Why do I need an attorney for estate planning?

When someone passes away or becomes incapacitated it can be a challenging time for those left to carry on. While no one wants to think about preparing for the worst, having a plan in place can ease the burden for loved ones who are already suffering a loss and ensure that your wishes are carried out as you had intended.

At Meece and Lockamy, P.A., we understand that estate planning is more than just tax planning and post-mortem distribution of property. Planning a will, deciding who can make financial or health care decisions for you if you are incapacitated, and choosing who will look after your children are just a few of the complicated issues that a skilled estate planning attorney can help simplify.  Most people are able to resolve their estate planning issues in two sessions with an attorney, usually lasting less than an hour each.

What happens if someone dies without a will?

Dying without a will is known as “intestacy”. The most important thing to realize about dying intestate is that the state in some cases may decide how your property will be distributed, not you. Typically, property will be distributed in some proportion to your spouse, if you have one, then to your children, again, if you have them, and then to other living relatives such as parents and siblings. If no relatives can be located, the state of your residence lays claim to the estate. Even if those guidelines include the people to whom you want to leave your possessions, without a will, the state specifies who gets what and how much, so some or all of your property could pass in ways different from your wishes.

What factors do I need to consider when planning my estate?

Planning your estate can seem like a lot of number crunching and organizing. Take a look at our estate planning questionnaire to help you compile your documents, accounts, and important information to help get you started or to help you prepare for your first appointment. This questionnaire is intended to be exhaustive, so don’t worry if you have areas that don’t apply to your situation.

What documents might I need besides a will?

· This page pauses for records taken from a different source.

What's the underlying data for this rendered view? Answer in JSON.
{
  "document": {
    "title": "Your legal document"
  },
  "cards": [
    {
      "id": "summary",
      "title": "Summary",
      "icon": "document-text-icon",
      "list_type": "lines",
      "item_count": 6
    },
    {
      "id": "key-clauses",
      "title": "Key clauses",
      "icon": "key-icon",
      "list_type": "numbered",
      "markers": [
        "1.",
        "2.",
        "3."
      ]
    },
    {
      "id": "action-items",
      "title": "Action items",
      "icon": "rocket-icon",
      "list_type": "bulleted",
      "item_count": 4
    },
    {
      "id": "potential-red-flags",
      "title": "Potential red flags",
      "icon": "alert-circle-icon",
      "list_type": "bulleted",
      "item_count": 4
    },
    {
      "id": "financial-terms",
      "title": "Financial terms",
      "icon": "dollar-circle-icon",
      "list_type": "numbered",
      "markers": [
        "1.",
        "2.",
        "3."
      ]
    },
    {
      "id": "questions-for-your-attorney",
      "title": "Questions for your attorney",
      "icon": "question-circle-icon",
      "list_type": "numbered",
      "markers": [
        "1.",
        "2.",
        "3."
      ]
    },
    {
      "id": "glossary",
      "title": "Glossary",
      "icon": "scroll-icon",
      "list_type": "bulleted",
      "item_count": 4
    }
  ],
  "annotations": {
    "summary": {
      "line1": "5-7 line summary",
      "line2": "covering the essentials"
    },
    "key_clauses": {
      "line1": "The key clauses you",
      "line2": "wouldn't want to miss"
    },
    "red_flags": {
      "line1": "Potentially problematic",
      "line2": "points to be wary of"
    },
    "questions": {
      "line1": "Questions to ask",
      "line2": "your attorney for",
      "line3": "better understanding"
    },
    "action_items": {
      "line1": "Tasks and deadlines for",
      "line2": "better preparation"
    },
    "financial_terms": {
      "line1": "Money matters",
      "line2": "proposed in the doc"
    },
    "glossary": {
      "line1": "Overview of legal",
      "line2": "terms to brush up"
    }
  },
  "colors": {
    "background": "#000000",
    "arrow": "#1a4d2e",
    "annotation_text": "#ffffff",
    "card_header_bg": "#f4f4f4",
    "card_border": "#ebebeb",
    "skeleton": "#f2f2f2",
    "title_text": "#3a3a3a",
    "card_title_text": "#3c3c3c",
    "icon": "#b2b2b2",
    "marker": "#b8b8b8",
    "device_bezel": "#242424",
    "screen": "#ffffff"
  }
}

Other useful documents to consider when planning your estate are:

Living Will-a document stating your medical decisions about whether to use life support or other means of artificial resuscitation if you are unable to speak for yourself because of mental or physical incapacity.

Power of Attorney-a document stating who you have chosen to handle financial transactions or decisions if you are unable to handle such matters for yourself.

Health Care Power of Attorney-a document stating who you have chosen to be able to make medical decisions on your behalf should you be unable to speak for yourself because of mental or physical incapacity.

Trust-a legal document that gives an individual (the trustee) the ability to control property or assets for the benefit of another person or organization (the beneficiary). For example, often trusts are used to transfer assets to minors or to address a specific need of a beneficiary. Please contact us for a consultation to discuss trusts in more detail if you believe you may need to establish a trust.

Estate Administration

Our firm also offers assistance with the administration of estates for families and executors. We can handle all of the filings required by the Clerk of Court, publish notices to the creditors of the estate, and all other aspects of estate administration and distribution of estate assets.  The procedures required to properly account for, manage, or distribute the assets left behind by your loved ones can be tedious and unfamiliar.  We are familiar with these rules and can help you handle the details so you can concentrate on family and private issues during the difficult days following your loss.